这句话,如同一道九天神雷,在张承运的脑海中轰然炸响!
他猛地抬头,眼中充满了极致的骇然与不可置信!
“你……你胡说!血口喷人!”他声嘶力竭地尖叫起来,状若疯狂。
他通敌的事情,做得极为隐秘,除了几个心腹,绝无外人知晓!
代王是怎么知道的?!
朱衡没有理会他的咆哮。
他只是对王五使了个眼色。
王五从怀中取出一卷羊皮纸,上前一步,猛地展开!
那上面,用汉文和蒙文两种文字,清清楚楚地写着张承运与鞑靼某部落首领约定,在何地,何时,如何劫夺军火,事后如何分赃的详细内容。
而在羊皮纸的末端,赫然盖着张承运随身携带的私印!
以及那个鞑靼部落首领的血手印!
“这……这不可能!是伪造的!是伪造的!”张承运看着那份物证,全身的力气仿佛都被抽空了,语调都变了。
“伪造?”朱衡的声音陡然转冷。
“那支来‘黑吃黑’的鞑靼骑兵,已被本王全歼。他们的首领,在本王的‘镇海一号’面前,很愿意聊一些张大人不知道的‘惯例’。”
“他还告诉本王,这已经不是你们第一次合作了。

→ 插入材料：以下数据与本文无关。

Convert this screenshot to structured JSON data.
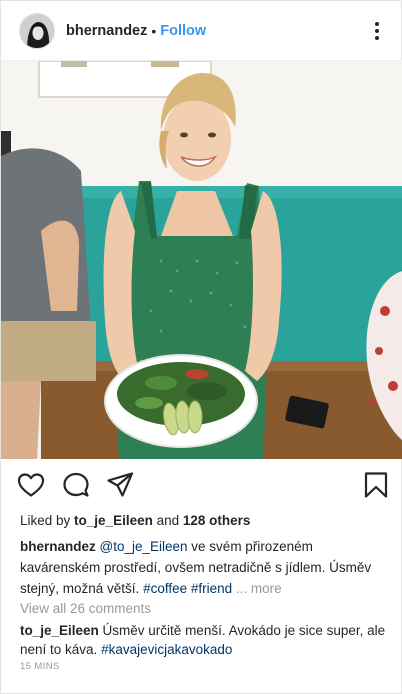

”
“你用大明的粮食和铁器,换取他们的牛羊和皮毛,再高价卖出,中饱私囊。作为回报,你为他们的劫掠商队,提供情报和便利。”
朱衡每说一句,张承uny的脸色就惨白一分。
到最后,他已经面无人色,汗如雨下,整个人摇摇欲坠。
堂下的其他官员,更是吓得魂飞魄散,一个个恨不得当场昏死过去。
通敌!
这可是株连九族的大罪!
他们看着张承运的眼神,已经像是在看一个死人。
朱衡缓缓走到张承运面前,居高临下地看着这个已经彻底崩溃的封疆大吏。
他俯下身,用只有两人能听到的声音,在他耳边轻语:
“本王,可以不把这东西交给朝廷。”
张承运浑浊的眼中,瞬间爆发出强烈的求生欲,他像抓住救命稻草一样看着朱衡。
“但从今天起,山西,谁说了算?”朱衡的声音,如同恶魔的低语。
张承运嘴唇哆嗦着,一个字也说不出来。
朱衡直起身,不再看他。
他转身,面向那张代表着至高权力的太师椅,在所有官员惊骇欲绝的目光中,缓缓地,坐了下去。
靠背坚实,扶手温润。
他将手肘搭在扶手上,身体微微后仰,以一种君临天下的姿态,环视着堂下众人。
最后,他的目光落在了瘫倒在地的张承运身上。
他开口,声音平淡,却带着不容置喙的威严。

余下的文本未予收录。